Сказки старых переулков - страница 32
Лёнька сидел на углу Форта, задумчиво отковыривая щепки от старой шпалы, и кидая их вниз. Драки он не боялся, но в то же время не горел желанием в ней участвовать. Даже спустя год, даже с появлением новых знакомств, даже после велосипеда, о котором он мечтал ещё на севере, и который родители подарили ему на день рождения весной – Лёнька чувствовал себя чужим в этом городе. Дом оставался чужим, и его комната не была его. Ему было непонятно, за что воюют здешние мальчишки, и почему вдруг нельзя пройти по какой-то стороне улицы, или заглянуть в какой-то квартал. Почему белым морем цветущих садов, в которое превращалась весной Слободка, приходится любоваться издалека, а на Карьере (который, на самом деле, был одной из центральных улиц, и гордился множеством магазинов в первых этажах), можно появляться только вместе с родителями. Это была не его война, а потому и не его бой, но Лёнька прекрасно знал, что отказавшись, прослывёт трусом, и тогда жизнь на новом месте станет ещё тяжелее.
Щербаковские в этот раз вторглись через Лёнькин двор, и от четырёхэтажки сразу направились в проулок между высокими заборами, выходивший прямо к маленькой кольцевой площади. Их пропустили через двор, но уже на выходе из проулка местные мальчишки встали плотной стеной, и едва все чужаки оказались в теснине длинных заборов, выделенный специально для этой цели отряд (манёвр, подсмотренный в недавно шедшем в кинотеатре фильме про войну), перекрыл ребятам со Щербаковки пути к отступлению. Лёнька невольно поморщился: драка предстояла жёсткая, у многих щербаковских были в руках палки, кое у кого виднелись выломанные по пути штакетины, а глубже в толпе даже маячила пара хоккейных клюшек.
Размениваться на выкрики и подзуживание не стали.
* * *
От удара о забор у Лёньки перехватило дух: парень, оказавшийся против него, был на голову выше и минимум на пару лет старше. Щуплый и жилистый северянин обычно брал вёрткостью, но в этот раз противник не уступал ему, так что после нескольких попыток уйти в сторону Лёнька вторично влетел спиной в ближайший забор. С обратной стороны лязгнула цепь, и низкий, раскатистый рык Графа возвестил, что пёс на посту.
Лохматый, огромный, с оборванными ушами, Граф сторожил обширный яблоневый сад деда Марка, туговатого на ухо и скорого на хворостину для тех, кого удавалось поймать за покушением на яблоки. Обычно пёс молчал, видимо, полагая, что его цель облаивать нарушителей на вверенной территории, а не всех тех, кому вздумалось пройти у забора, или даже прислониться к нему. Так что бои на Кольце и в проулке его не интересовали.
Однако в этот раз рык перешёл в басовитый лай, время от времени срывающийся на высокие ноты, в которых явственно сквозило раздражение. В забор со стороны сада тяжело и мощно ударило, так что целая секция крепких сосновых досок, подогнанных без единой щёлочки между ними, заходила ходуном. Парень напротив в испуге попятился, а Лёнька, спиной почувствовав, как завибрировал забор, инстинктивно отскочил в сторону.

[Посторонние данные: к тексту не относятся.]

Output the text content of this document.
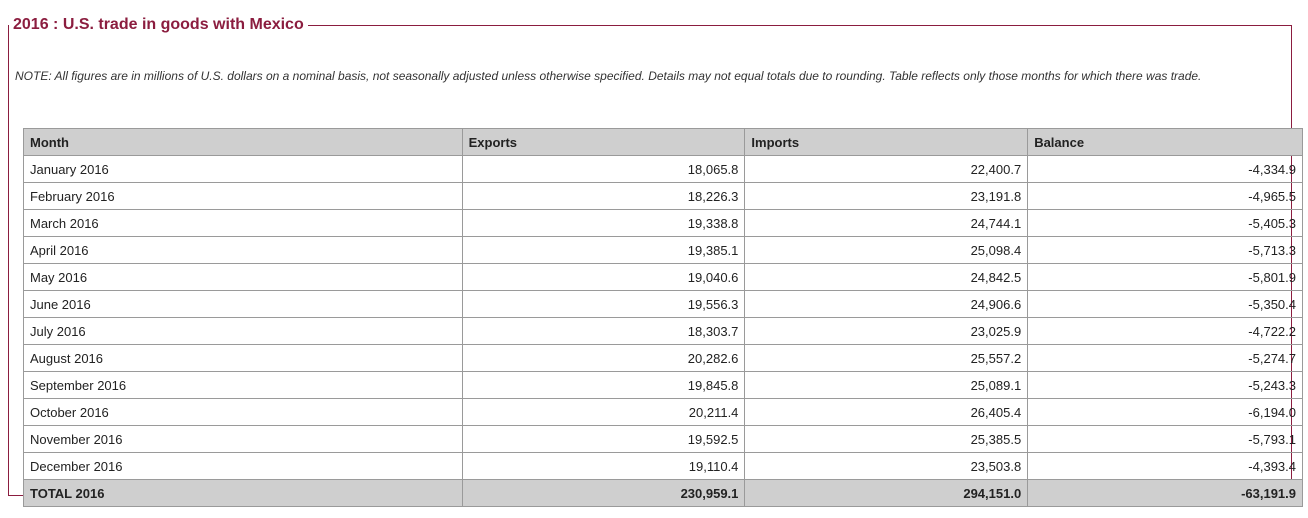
2016 : U.S. trade in goods with Mexico
NOTE: All figures are in millions of U.S. dollars on a nominal basis, not seasonally adjusted unless otherwise specified. Details may not equal totals due to rounding. Table reflects only those months for which there was trade.
Month	Exports	Imports	Balance
January 2016	18,065.8	22,400.7	-4,334.9
February 2016	18,226.3	23,191.8	-4,965.5
March 2016	19,338.8	24,744.1	-5,405.3
April 2016	19,385.1	25,098.4	-5,713.3
May 2016	19,040.6	24,842.5	-5,801.9
June 2016	19,556.3	24,906.6	-5,350.4
July 2016	18,303.7	23,025.9	-4,722.2
August 2016	20,282.6	25,557.2	-5,274.7
September 2016	19,845.8	25,089.1	-5,243.3
October 2016	20,211.4	26,405.4	-6,194.0
November 2016	19,592.5	25,385.5	-5,793.1
December 2016	19,110.4	23,503.8	-4,393.4
TOTAL 2016	230,959.1	294,151.0	-63,191.9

Граф не успокаивался, лай и рык нарастали. Пёс то ударялся в забор, то – судя по звуку – активно начинал скрести землю когтями, будто собираясь сделать подкоп. Драка в проулке сама собой начала замирать, мальчишки ошеломлённо смотрели на словно взбесившийся сад, а кое-кто из задних рядов уже начал потихоньку двигать прочь, справедливо подозревая, что уж на такой-то шум скоро откликнется даже глуховатый дед Марк.